In a case of the foxes watching the henhouse, Microsoft is employing a bit of lobbying to boost inquiries into the pending acquisition of DoubleClick by Google. Mary Jo Foley at ZDNet says today that nobody should be surprised that Microsoft is lobbying on this issue, because the company does it all the time, of course, along with Google and the tech giants' peers, like, say, Yahoo (another fox).
In the case of DoubleClick, which Microsoft wanted to buy before Google got the deal and Microsoft then purchased aQuantive earlier this year, Redmond is taking the position that the merging of these two companies will create an unfair advantage in the online advertising market, giving Google control of fully 80 percent of all ads on the Internet.
It's a ploy that seems moot at this point, as the EU, the U.S. Congress and the FTC are all reviewing the DoubleClick purchase already -- and Google requested that the EU do so, as Foley mentions in her blog.

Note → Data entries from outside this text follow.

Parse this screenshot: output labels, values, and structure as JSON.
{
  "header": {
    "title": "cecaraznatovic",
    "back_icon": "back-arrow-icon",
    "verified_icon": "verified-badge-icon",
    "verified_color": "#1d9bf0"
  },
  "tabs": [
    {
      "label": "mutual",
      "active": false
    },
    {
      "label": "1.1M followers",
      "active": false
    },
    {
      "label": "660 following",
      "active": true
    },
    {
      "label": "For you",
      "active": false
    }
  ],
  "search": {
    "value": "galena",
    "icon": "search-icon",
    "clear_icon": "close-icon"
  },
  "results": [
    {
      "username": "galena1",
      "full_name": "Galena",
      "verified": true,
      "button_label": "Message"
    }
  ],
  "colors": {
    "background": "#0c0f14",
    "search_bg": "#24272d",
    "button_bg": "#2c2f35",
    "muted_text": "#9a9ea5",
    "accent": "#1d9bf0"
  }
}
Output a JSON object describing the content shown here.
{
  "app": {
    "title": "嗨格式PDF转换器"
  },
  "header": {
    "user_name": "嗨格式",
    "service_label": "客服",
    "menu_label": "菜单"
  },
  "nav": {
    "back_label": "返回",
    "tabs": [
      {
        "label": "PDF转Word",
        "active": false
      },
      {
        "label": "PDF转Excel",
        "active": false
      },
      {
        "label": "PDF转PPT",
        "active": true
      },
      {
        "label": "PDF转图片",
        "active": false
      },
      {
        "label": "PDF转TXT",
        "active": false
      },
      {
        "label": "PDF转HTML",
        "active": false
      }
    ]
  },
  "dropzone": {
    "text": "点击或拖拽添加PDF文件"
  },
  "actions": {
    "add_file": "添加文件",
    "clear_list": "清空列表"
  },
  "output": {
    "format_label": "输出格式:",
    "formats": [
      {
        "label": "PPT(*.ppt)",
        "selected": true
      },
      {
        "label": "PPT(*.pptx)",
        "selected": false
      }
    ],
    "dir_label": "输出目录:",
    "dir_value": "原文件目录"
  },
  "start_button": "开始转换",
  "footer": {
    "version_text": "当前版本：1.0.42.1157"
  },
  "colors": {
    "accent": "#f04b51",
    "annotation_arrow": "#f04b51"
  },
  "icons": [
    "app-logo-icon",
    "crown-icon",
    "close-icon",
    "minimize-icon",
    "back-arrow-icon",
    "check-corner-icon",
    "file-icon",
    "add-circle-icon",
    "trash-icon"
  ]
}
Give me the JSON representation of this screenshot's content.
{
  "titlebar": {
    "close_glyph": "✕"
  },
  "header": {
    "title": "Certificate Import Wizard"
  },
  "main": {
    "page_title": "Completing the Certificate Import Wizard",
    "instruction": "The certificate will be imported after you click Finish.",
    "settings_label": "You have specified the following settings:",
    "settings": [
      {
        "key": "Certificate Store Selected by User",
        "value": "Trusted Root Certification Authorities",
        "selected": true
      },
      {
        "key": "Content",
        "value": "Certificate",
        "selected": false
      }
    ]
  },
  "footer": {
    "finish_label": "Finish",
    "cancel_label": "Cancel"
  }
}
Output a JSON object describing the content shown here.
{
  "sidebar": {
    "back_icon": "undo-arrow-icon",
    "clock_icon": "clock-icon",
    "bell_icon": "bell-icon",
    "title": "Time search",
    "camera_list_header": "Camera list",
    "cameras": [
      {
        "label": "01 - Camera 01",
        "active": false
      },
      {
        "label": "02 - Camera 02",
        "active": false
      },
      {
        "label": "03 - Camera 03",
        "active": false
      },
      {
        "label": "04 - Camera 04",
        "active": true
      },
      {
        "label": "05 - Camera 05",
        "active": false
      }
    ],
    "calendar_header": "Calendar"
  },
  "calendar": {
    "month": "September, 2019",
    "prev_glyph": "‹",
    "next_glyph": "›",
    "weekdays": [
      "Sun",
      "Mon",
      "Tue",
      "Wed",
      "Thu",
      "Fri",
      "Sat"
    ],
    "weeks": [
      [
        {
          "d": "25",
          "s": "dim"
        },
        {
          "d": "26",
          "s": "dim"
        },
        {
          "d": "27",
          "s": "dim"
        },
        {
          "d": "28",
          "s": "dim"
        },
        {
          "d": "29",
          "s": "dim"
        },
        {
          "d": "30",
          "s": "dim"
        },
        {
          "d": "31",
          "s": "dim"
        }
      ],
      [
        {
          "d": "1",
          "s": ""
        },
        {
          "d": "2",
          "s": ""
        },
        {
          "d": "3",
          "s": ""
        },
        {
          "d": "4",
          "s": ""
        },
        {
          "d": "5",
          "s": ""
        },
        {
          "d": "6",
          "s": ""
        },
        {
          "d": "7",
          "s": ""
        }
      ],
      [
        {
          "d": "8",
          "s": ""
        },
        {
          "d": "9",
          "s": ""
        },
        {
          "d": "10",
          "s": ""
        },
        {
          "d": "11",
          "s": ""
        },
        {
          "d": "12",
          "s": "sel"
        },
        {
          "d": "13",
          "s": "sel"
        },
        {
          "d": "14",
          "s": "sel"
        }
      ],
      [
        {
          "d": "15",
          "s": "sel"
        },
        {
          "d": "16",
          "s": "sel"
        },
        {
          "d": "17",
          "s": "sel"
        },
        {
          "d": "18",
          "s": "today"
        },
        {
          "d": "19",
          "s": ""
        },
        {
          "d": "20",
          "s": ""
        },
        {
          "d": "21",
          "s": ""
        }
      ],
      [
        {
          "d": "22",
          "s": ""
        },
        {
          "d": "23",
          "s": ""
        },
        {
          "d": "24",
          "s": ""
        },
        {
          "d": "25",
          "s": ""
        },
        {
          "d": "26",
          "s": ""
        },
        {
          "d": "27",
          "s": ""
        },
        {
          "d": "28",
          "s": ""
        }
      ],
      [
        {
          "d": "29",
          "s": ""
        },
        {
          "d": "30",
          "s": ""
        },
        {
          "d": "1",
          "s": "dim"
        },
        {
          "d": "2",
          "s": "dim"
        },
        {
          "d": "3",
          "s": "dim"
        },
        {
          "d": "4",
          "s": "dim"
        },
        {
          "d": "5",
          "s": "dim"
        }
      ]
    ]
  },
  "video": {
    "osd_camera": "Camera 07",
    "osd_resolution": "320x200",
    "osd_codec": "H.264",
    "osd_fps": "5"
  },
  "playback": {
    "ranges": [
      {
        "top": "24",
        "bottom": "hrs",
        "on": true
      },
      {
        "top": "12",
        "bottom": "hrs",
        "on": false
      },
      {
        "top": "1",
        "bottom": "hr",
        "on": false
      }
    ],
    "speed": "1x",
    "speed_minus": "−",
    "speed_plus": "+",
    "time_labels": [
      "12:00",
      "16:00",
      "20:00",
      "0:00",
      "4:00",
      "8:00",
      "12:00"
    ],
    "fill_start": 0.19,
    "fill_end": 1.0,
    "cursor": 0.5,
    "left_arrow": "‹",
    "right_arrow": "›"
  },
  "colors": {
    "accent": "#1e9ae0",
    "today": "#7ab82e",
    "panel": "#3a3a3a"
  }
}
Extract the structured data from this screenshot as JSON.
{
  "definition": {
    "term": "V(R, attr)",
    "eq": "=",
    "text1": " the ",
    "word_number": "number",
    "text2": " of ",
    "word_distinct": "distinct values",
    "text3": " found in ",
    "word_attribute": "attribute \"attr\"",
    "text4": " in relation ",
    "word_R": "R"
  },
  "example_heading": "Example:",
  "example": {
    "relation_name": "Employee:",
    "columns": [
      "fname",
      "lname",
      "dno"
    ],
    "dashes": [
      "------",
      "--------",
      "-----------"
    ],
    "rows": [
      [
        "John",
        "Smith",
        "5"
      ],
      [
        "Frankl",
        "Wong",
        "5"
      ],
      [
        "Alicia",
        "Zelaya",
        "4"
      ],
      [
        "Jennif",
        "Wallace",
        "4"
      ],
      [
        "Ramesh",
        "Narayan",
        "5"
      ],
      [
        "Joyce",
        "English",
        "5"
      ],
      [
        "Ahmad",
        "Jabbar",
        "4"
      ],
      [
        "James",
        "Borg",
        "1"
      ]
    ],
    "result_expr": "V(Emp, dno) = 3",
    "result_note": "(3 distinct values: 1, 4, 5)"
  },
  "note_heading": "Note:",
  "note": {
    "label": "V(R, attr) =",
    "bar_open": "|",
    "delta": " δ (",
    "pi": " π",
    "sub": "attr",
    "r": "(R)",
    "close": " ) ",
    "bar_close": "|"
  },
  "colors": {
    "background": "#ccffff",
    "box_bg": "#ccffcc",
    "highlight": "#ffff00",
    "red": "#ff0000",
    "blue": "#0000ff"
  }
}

Interestingly, Google is also currently leading a proposal to the United Nations and a long list of international standards and regulatory bodies for a global online privacy standard, according to this News.com piece. Along with the anti-competitive arguments Microsoft is making against a Google-DoubleClick marriage, it's pointing out that consumers may be hurt by the concentration of user information that will be created in the deal -- an argument that is clearly of secondary concern to Microsoft in this case but which is again made moot by Google's leadership position in proposals like this one. Not to mention Google's courting of the EU, a lobbying effort that Microsoft might want to take notes on.
So my question is, if Google's DoubleClick purchase doesn't go through after all reviews are completed, will Microsoft make another offer for it?